Compsolechia siderophaea

Scientific classification
- Kingdom: Animalia
- Phylum: Arthropoda
- Clade: Pancrustacea
- Class: Insecta
- Order: Lepidoptera
- Family: Gelechiidae
- Genus: Compsolechia
- Species: C. siderophaea
- Binomial name: Compsolechia siderophaea (Walsingham, 1910)
- Synonyms: Anacampsis siderophaea Walsingham, 1910;

= Compsolechia siderophaea =

- Authority: (Walsingham, 1910)
- Synonyms: Anacampsis siderophaea Walsingham, 1910

Species of moth

Compsolechia siderophaea is a moth of the family Gelechiidae. It was described by Thomas de Grey, 6th Baron Walsingham, in 1910. It is found in Mexico (Vera Cruz, Tabasco).

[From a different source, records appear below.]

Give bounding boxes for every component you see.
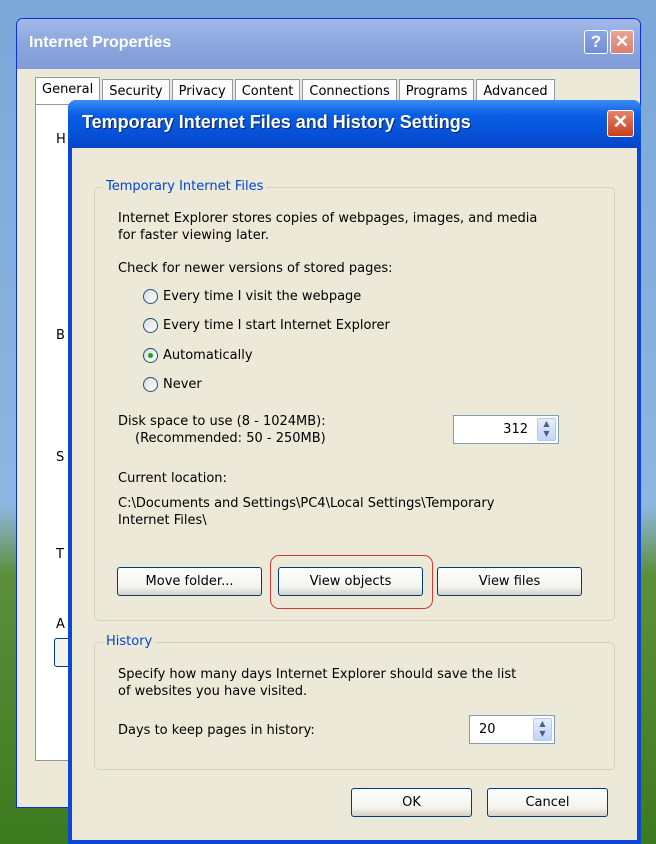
days-to-keep-spinner[interactable]: 20 ▲ ▼ [469,715,555,744]
radio-button[interactable] [143,289,158,304]
radio-button[interactable] [143,377,158,392]
outer-window-title: Internet Properties [29,34,172,51]
temp-files-description-2: for faster viewing later. [118,228,270,243]
view-objects-button[interactable]: View objects [278,567,423,596]
temp-files-group: Temporary Internet Files Internet Explor… [94,179,615,621]
move-folder-button[interactable]: Move folder... [117,567,262,596]
dialog-body: Temporary Internet Files Internet Explor… [72,148,637,840]
outer-title-bar[interactable]: Internet Properties ? ✕ [17,19,640,69]
obscured-heading-s: S [56,450,65,465]
spinner-arrows-icon[interactable]: ▲ ▼ [537,418,556,441]
temp-files-description-1: Internet Explorer stores copies of webpa… [118,211,538,226]
spinner-arrows-icon[interactable]: ▲ ▼ [533,718,552,741]
disk-space-spinner[interactable]: 312 ▲ ▼ [453,415,559,444]
history-group: History Specify how many days Internet E… [94,634,615,770]
days-to-keep-label: Days to keep pages in history: [118,723,315,738]
view-files-button[interactable]: View files [437,567,582,596]
radio-label: Every time I visit the webpage [163,289,362,304]
dialog-close-button[interactable]: ✕ [607,110,634,137]
current-location-path-2: Internet Files\ [118,513,207,528]
dialog-title: Temporary Internet Files and History Set… [82,112,471,132]
days-to-keep-value[interactable]: 20 [479,722,496,737]
current-location-path-1: C:\Documents and Settings\PC4\Local Sett… [118,496,495,511]
outer-close-button[interactable]: ✕ [610,30,634,54]
radio-every-start[interactable]: Every time I start Internet Explorer [143,318,390,333]
history-description-1: Specify how many days Internet Explorer … [118,667,517,682]
check-newer-label: Check for newer versions of stored pages… [118,261,393,276]
temp-files-dialog: Temporary Internet Files and History Set… [68,100,641,844]
radio-label: Every time I start Internet Explorer [163,318,390,333]
obscured-heading-t: T [56,547,64,562]
history-description-2: of websites you have visited. [118,684,308,699]
obscured-heading-a: A [56,617,65,632]
obscured-heading-b: B [56,328,65,343]
radio-never[interactable]: Never [143,377,202,392]
ok-button[interactable]: OK [351,788,472,817]
radio-every-visit[interactable]: Every time I visit the webpage [143,289,361,304]
radio-automatically[interactable]: Automatically [143,348,253,363]
radio-button-selected[interactable] [143,348,158,363]
radio-button[interactable] [143,318,158,333]
temp-files-group-label: Temporary Internet Files [103,179,267,194]
obscured-heading-h: H [56,132,66,147]
dialog-title-bar[interactable]: Temporary Internet Files and History Set… [68,100,641,148]
cancel-button[interactable]: Cancel [487,788,608,817]
current-location-label: Current location: [118,471,227,486]
disk-space-recommended: (Recommended: 50 - 250MB) [135,431,326,446]
help-button[interactable]: ? [584,30,608,54]
radio-label: Never [163,377,202,392]
disk-space-label: Disk space to use (8 - 1024MB): [118,414,326,429]
disk-space-value[interactable]: 312 [503,422,528,437]
history-group-label: History [103,634,156,649]
radio-label: Automatically [163,348,253,363]
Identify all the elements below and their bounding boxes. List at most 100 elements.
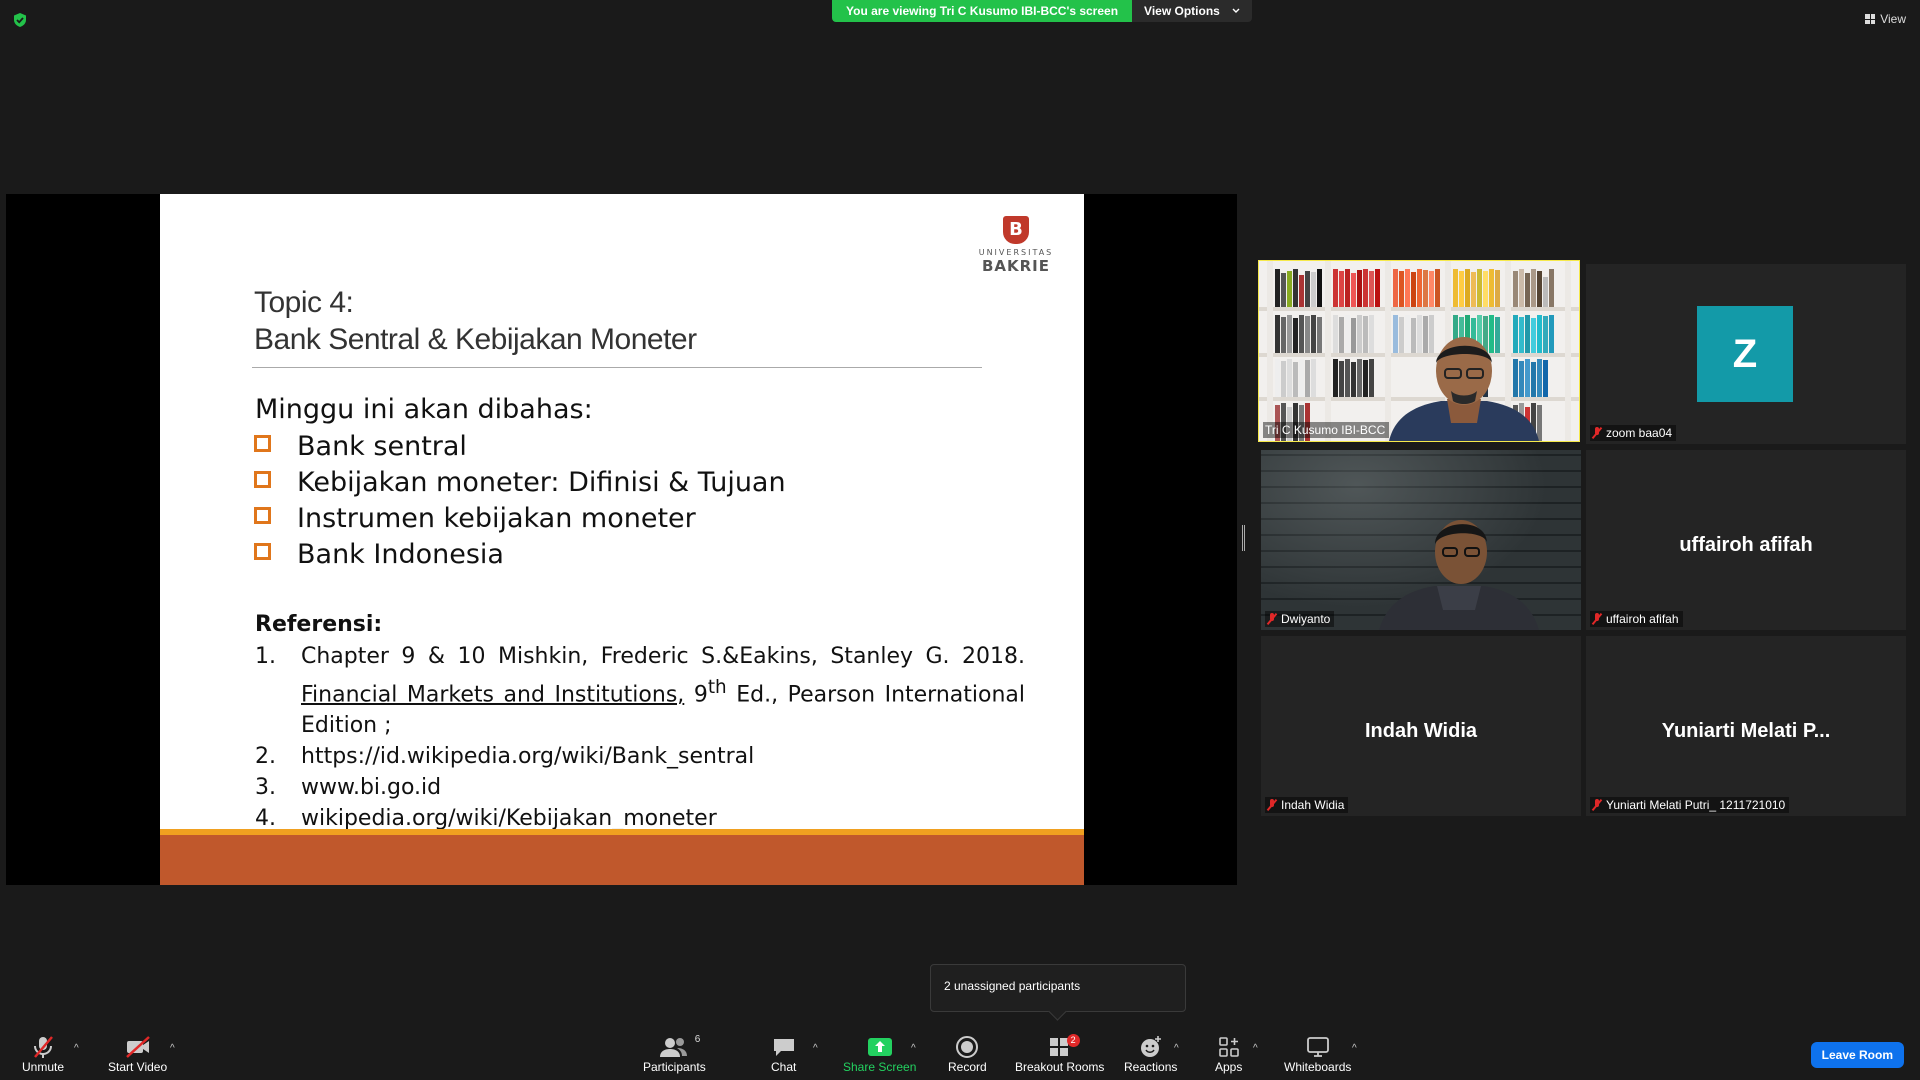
participant-name-tag: zoom baa04 — [1590, 425, 1677, 441]
slide-intro: Minggu ini akan dibahas: — [255, 394, 593, 425]
share-screen-icon — [867, 1038, 892, 1056]
grid-view-icon — [1865, 14, 1876, 24]
slide-title-line1: Topic 4: — [254, 286, 354, 319]
view-options-button[interactable]: View Options — [1132, 0, 1252, 22]
reactions-icon — [1140, 1036, 1161, 1057]
whiteboards-label: Whiteboards — [1284, 1060, 1352, 1074]
title-divider — [252, 367, 982, 368]
shared-screen[interactable]: B UNIVERSITAS BAKRIE Topic 4: Bank Sentr… — [6, 194, 1237, 885]
chat-button[interactable]: Chat — [771, 1034, 796, 1074]
video-options-caret[interactable]: ^ — [170, 1043, 175, 1054]
breakout-rooms-button[interactable]: 2 Breakout Rooms — [1015, 1034, 1104, 1074]
unmute-button[interactable]: Unmute — [22, 1034, 64, 1074]
participant-tile-dwiyanto[interactable]: Dwiyanto — [1261, 450, 1581, 630]
share-screen-button[interactable]: Share Screen — [843, 1034, 916, 1074]
participant-name-tag: Yuniarti Melati Putri_ 1211721010 — [1590, 797, 1790, 813]
participant-tile-tri-c-kusumo[interactable]: Tri C Kusumo IBI-BCC — [1258, 260, 1580, 442]
mic-muted-icon — [1267, 799, 1277, 811]
reactions-button[interactable]: Reactions — [1124, 1034, 1177, 1074]
screen-share-banner: You are viewing Tri C Kusumo IBI-BCC's s… — [832, 0, 1252, 22]
participant-name-tag: Dwiyanto — [1265, 611, 1335, 627]
record-icon — [956, 1036, 979, 1058]
participant-tile-yuniarti[interactable]: Yuniarti Melati P... Yuniarti Melati Put… — [1586, 636, 1906, 816]
presentation-slide: B UNIVERSITAS BAKRIE Topic 4: Bank Sentr… — [160, 194, 1084, 885]
unassigned-participants-tooltip: 2 unassigned participants — [930, 964, 1186, 1012]
view-button-label: View — [1880, 12, 1906, 26]
reference-list: 1. Chapter 9 & 10 Mishkin, Frederic S.&E… — [255, 641, 1025, 834]
references-heading: Referensi: — [255, 612, 383, 637]
participant-tile-uffairoh-afifah[interactable]: uffairoh afifah uffairoh afifah — [1586, 450, 1906, 630]
share-options-caret[interactable]: ^ — [911, 1043, 916, 1054]
apps-button[interactable]: Apps — [1215, 1034, 1242, 1074]
unmute-label: Unmute — [22, 1060, 65, 1074]
checkbox-bullet-icon — [254, 506, 271, 524]
mic-off-icon — [34, 1036, 53, 1058]
reactions-options-caret[interactable]: ^ — [1174, 1043, 1179, 1054]
chevron-down-icon — [1232, 8, 1240, 13]
start-video-label: Start Video — [108, 1060, 168, 1074]
participants-icon — [660, 1038, 688, 1057]
mic-muted-icon — [1592, 427, 1602, 439]
apps-icon — [1218, 1037, 1239, 1057]
logo-univ-text: UNIVERSITAS — [978, 248, 1054, 257]
leave-room-button[interactable]: Leave Room — [1810, 1042, 1904, 1068]
list-item: Kebijakan moneter: Difinisi & Tujuan — [252, 464, 786, 500]
presenter-silhouette — [1389, 337, 1539, 441]
participant-name-tag: Indah Widia — [1265, 797, 1349, 813]
mic-muted-icon — [1592, 799, 1602, 811]
list-item: Bank sentral — [252, 428, 786, 464]
breakout-rooms-label: Breakout Rooms — [1015, 1060, 1105, 1074]
list-item: Bank Indonesia — [252, 536, 786, 572]
reference-item: 1. Chapter 9 & 10 Mishkin, Frederic S.&E… — [255, 644, 1025, 739]
participant-tile-zoom-baa04[interactable]: Z zoom baa04 — [1586, 264, 1906, 444]
participant-name-tag: Tri C Kusumo IBI-BCC — [1263, 422, 1390, 438]
record-button[interactable]: Record — [948, 1034, 987, 1074]
whiteboard-icon — [1306, 1037, 1329, 1057]
view-button[interactable]: View — [1865, 12, 1906, 26]
participants-count: 6 — [694, 1034, 701, 1045]
chat-label: Chat — [771, 1060, 797, 1074]
reference-item: 3. www.bi.go.id — [255, 775, 442, 801]
logo-badge: B — [1003, 216, 1029, 244]
whiteboards-options-caret[interactable]: ^ — [1352, 1043, 1357, 1054]
panel-resize-handle[interactable] — [1242, 525, 1245, 551]
topic-list: Bank sentral Kebijakan moneter: Difinisi… — [252, 428, 786, 572]
apps-label: Apps — [1215, 1060, 1243, 1074]
participant-silhouette — [1379, 520, 1539, 630]
video-off-icon — [125, 1036, 150, 1058]
avatar: Z — [1697, 306, 1793, 402]
list-item: Instrumen kebijakan moneter — [252, 500, 786, 536]
participants-button[interactable]: 6 Participants — [643, 1034, 706, 1074]
whiteboards-button[interactable]: Whiteboards — [1284, 1034, 1351, 1074]
checkbox-bullet-icon — [254, 434, 271, 452]
checkbox-bullet-icon — [254, 542, 271, 560]
chat-options-caret[interactable]: ^ — [813, 1043, 818, 1054]
breakout-badge: 2 — [1066, 1034, 1080, 1047]
record-label: Record — [948, 1060, 987, 1074]
slide-title-line2: Bank Sentral & Kebijakan Moneter — [254, 323, 697, 356]
checkbox-bullet-icon — [254, 470, 271, 488]
slide-footer-band — [160, 835, 1084, 885]
participants-label: Participants — [643, 1060, 706, 1074]
chat-icon — [773, 1039, 794, 1056]
reactions-label: Reactions — [1124, 1060, 1178, 1074]
reference-item: 2. https://id.wikipedia.org/wiki/Bank_sen… — [255, 744, 755, 770]
logo-name-text: BAKRIE — [981, 257, 1051, 275]
apps-options-caret[interactable]: ^ — [1253, 1043, 1258, 1054]
share-screen-label: Share Screen — [843, 1060, 917, 1074]
universitas-bakrie-logo: B UNIVERSITAS BAKRIE — [978, 216, 1054, 275]
encryption-shield-icon[interactable] — [12, 12, 28, 28]
meeting-toolbar: Unmute ^ Start Video ^ 6 Participants Ch… — [0, 1024, 1920, 1080]
bookshelf-video — [1259, 261, 1579, 441]
view-options-label: View Options — [1144, 4, 1220, 18]
participant-display-name: Indah Widia — [1364, 720, 1478, 742]
mic-muted-icon — [1267, 613, 1277, 625]
audio-options-caret[interactable]: ^ — [74, 1043, 79, 1054]
participant-tile-indah-widia[interactable]: Indah Widia Indah Widia — [1261, 636, 1581, 816]
start-video-button[interactable]: Start Video — [108, 1034, 167, 1074]
participant-display-name: uffairoh afifah — [1679, 534, 1813, 556]
participant-name-tag: uffairoh afifah — [1590, 611, 1683, 627]
participant-display-name: Yuniarti Melati P... — [1661, 720, 1831, 742]
slide-title: Topic 4: Bank Sentral & Kebijakan Monete… — [254, 284, 697, 358]
mic-muted-icon — [1592, 613, 1602, 625]
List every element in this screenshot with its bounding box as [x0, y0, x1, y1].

The wingspan is 11–15 mm. The forewings are greyish cinereous, profusely sprinkled throughout with whitish cinereous scales, leaving an ill-defined triangular umber-brown costal spot beyond the middle, with a shade of the same colour on the outer portion of the fold, and a straight umber-brown terminal band including the apex, preceded on the costa by an obscure pale ochreous spot. The hindwings are dark umber-brown.